Non c’è modo –in un breve articolo- di dar conto della bontà e della complessità della Sperimentazione allo “Stefanini”: sostanzialmente essa è durata venti anni, dal 1975 al 1996, ha coinvolto centinaia di docenti e migliaia di studenti, ha pubblicato cinque volumi a stampa (l’ultimo, del 1996, con il titolo: “Istituto Stefanini. Vent’anni di Sperimentazione”, Supernova editrice, pp. 375), ha prodotto centinaia di migliaia di pagine ciclostilate che hanno testimoniato i lavori di progettazione e di esecuzione di tutti i protagonisti, ha visto lo “Stefanini” promotore di un Comitato di Coordinamento delle Scuole Sperimentali italiane che ha realizzato convegni di studio tematizzati in tutto il Paese e che, alla fine, è stato coinvolto dal Ministero della P. I. nella discussione e nella stesura dei progetti Brocca sulle linee di riforma della Scuola Secondaria Superiore a metà degli anni Novanta del secolo scorso.
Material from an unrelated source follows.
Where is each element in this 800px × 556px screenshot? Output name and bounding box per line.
Di un dato siamo stati particolarmente orgogliosi: riuscire a sviluppare processi reali di apprendimento nella quasi totalità degli studenti, partendo da livelli d’ingresso molto disomogenei e con un ricorso molto contenuto alla selezione. Una “produttività” intesa perciò come la capacità della nostra scuola di permettere al maggior numero possibile di alunni di raggiungere buoni risultati, in rapporto agli obiettivi prefigurati, recuperando i più deboli e innalzando i più dotati.
Di tutto questo il prof. Lino Palmeri è stato l’ideatore, l’instancabile organizzatore, il paziente tessitore, in una dialettica tra le sue idee personali e il lavoro di un collettivo, tra la lucidità di una teoria e la fatica di una trascrizione didattica nella vita scolastica di tutti i giorni, in una comunità “mite e democratica”, in un’esperienza di studio e di insegnamento che tutti noi abbiamo giudicato anticipatrice e profetica.
Questo ricordo vuole essere il nostro piccolo testardo ringraziamento.